In a significant development, the Supreme Court Tuesday referred the controversy over minority status for Aligarh Muslim University to a 7-judge bench, which will also lay down parameters for granting the tag to an educational institution.
A three-judge bench headed by Chief Justice Ranjan Gogoi agreed with the submission of the AMU that the correctness of the 2006 judgement of the Allahabad High Court, by which the minority tag to the university was taken away, needs to be examined in detail.
Senior advocate Rajeev Dhavan, appearing for AMU, submitted that the issue involved in the matter was important as the apex court in its 7-judge bench judgement in the TMA Pai case in 2002 did not deal with the aspect as to what should be the requirement for establishing a minority institution.
Since that question was not answered in the TMA Pai case which dealt with various issues concerning the minority institution, there was a need to examine it, he said.
Taking note of the submission, the bench, also comprising Justices L Nageswara Rao and Sanjiv Khanna, said the issue needs to be decided and referred the matter to the seven-judge bench.
Besides AMU, the then UPA government also filed an appeal against the 2006 verdict of the Allahabad High Court holding that the varsity was not a minority institution.
The BJP government at the Centre had in 2016 told the apex court that it will withdraw the appeal filed by the erstwhile UPA government as "the previous stand (of the UPA government) was wrong".
It said a five-judge Constitution bench in 1968 in the Aziz Basha case had held that AMU was a "central university" and not a minority institution.

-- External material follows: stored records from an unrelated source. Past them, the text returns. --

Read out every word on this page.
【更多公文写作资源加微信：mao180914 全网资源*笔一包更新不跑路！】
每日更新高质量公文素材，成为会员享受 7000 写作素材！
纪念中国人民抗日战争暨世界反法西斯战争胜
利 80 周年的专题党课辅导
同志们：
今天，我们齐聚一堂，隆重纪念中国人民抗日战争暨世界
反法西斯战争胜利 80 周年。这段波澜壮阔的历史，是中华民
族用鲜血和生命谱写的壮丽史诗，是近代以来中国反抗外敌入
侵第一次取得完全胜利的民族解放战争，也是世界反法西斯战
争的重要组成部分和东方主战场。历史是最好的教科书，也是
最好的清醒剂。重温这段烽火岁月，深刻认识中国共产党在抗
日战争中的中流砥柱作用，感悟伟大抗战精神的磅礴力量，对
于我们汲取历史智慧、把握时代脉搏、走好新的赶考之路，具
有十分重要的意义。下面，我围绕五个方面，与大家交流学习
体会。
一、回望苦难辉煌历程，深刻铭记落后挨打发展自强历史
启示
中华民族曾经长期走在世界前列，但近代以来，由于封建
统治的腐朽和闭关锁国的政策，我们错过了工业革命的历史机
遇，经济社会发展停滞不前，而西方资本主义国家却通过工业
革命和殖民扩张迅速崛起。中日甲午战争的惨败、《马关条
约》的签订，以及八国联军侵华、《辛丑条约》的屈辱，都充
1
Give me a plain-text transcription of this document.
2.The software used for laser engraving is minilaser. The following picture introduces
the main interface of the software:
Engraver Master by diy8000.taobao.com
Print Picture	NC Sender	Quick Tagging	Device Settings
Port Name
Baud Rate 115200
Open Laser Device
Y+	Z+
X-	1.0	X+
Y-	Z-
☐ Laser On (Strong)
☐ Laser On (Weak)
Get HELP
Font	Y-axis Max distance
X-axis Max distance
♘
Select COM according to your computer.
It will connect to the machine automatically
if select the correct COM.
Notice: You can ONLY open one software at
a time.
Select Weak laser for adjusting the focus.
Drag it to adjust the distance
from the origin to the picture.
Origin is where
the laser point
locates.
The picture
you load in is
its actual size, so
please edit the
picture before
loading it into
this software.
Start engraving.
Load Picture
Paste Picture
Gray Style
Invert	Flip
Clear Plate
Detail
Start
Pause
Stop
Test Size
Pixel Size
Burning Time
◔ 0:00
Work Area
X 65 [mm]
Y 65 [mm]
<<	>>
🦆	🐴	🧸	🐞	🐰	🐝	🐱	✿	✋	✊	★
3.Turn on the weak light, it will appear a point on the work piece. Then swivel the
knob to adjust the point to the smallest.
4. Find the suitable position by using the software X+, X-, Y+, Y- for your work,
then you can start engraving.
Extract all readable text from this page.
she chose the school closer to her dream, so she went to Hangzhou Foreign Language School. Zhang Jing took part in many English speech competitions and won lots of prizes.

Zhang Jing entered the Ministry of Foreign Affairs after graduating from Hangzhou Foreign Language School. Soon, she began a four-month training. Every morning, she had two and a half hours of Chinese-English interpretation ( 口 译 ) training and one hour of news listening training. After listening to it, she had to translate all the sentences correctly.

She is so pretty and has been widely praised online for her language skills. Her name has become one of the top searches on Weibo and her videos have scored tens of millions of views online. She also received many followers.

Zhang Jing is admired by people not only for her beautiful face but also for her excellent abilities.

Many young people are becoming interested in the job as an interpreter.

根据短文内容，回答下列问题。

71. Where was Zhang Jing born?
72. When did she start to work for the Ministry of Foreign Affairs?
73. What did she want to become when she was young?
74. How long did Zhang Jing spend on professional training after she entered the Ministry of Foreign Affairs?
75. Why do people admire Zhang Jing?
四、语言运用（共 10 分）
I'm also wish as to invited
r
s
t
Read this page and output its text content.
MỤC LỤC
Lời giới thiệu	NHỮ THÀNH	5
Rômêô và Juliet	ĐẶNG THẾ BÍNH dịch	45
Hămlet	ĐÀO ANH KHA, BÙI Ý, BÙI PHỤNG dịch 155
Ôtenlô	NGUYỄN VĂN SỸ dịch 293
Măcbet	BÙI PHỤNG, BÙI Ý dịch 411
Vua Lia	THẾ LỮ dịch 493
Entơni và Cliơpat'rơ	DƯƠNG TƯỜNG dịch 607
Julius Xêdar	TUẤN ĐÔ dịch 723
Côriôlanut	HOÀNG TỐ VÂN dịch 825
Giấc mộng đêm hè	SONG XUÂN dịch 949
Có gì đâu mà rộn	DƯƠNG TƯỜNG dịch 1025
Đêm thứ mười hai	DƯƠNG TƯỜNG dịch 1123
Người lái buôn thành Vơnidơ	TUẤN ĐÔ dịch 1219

It maintained that AMU was not a minority institution as it was set up the government and not by Muslims.
After the 1968 verdict, the AMU (Amendment) Act, 1972 and thereafter 1981 came into force.
The Allahabad High Court had in January 2006 struck down the provision of the 1981 amendment Act by which the university was accorded the minority status.
Dhavan on Tuesday submitted that that there was contradiction in the Aziz Basha judgement by the five-judge bench as it said that minority institution can be established but if it is established by an statute it cannot be given a tag of minority institution.
Further, he said the issue needs to be examined in the backdrop of the fact that the National Commission for Minority Educational Institutions has been established by the government to protect and safeguard the educational institutions which are established by the religious minorities.
The NDA dispensation has contended that to circumvent the effect of the 1968 judgement, an amendment was brought in 1981 in the central act to accord minority status to the university which was held as unconstitutional by the High Court.
In an affidavit, it has said the apex court cannot override the Aziz Basha judgement.
The division bench of the High Court on January 5, 2006 had upheld the order of its single judge passed in 2005 which had termed as "unconstitutional" the granting of minority status to AMU and 50 per cent reservation to Muslims in 2004.
In 2016, the Centre had said "It is the stand of the Union of India that AMU is not a minority university. As the executive government at the Centre, we can't be seen as setting up a minority institution in a secular state."
The Centre has maintained that the law laid down in Aziz Basha case by a five-judge bench of the SC on October 20, 1968 still holds ground.
AMU Act was enacted in 1920 dissolving and incorporating Mohammedan Anglo-Oriental (MAO) College. AMU (Amendment) Act in 1951 was passed by Parliament to do away with compulsory instruction in Muslim theology. The amendment opened membership of the Court of AMU to non-Muslims.
Changes were introduced by the 1966 amendment to AMU Act, which was challenged before the Supreme Court by S Aziz Basha. The SC dismissed the petition in 1967 holding that AMU was not a minority institution because it had been established by an Act of Parliament and had not been set up by Muslims.
Another amendment to AMU Act in 1972 made the academic and executive councils more democratic and drastically reduced the nominees of the visitor.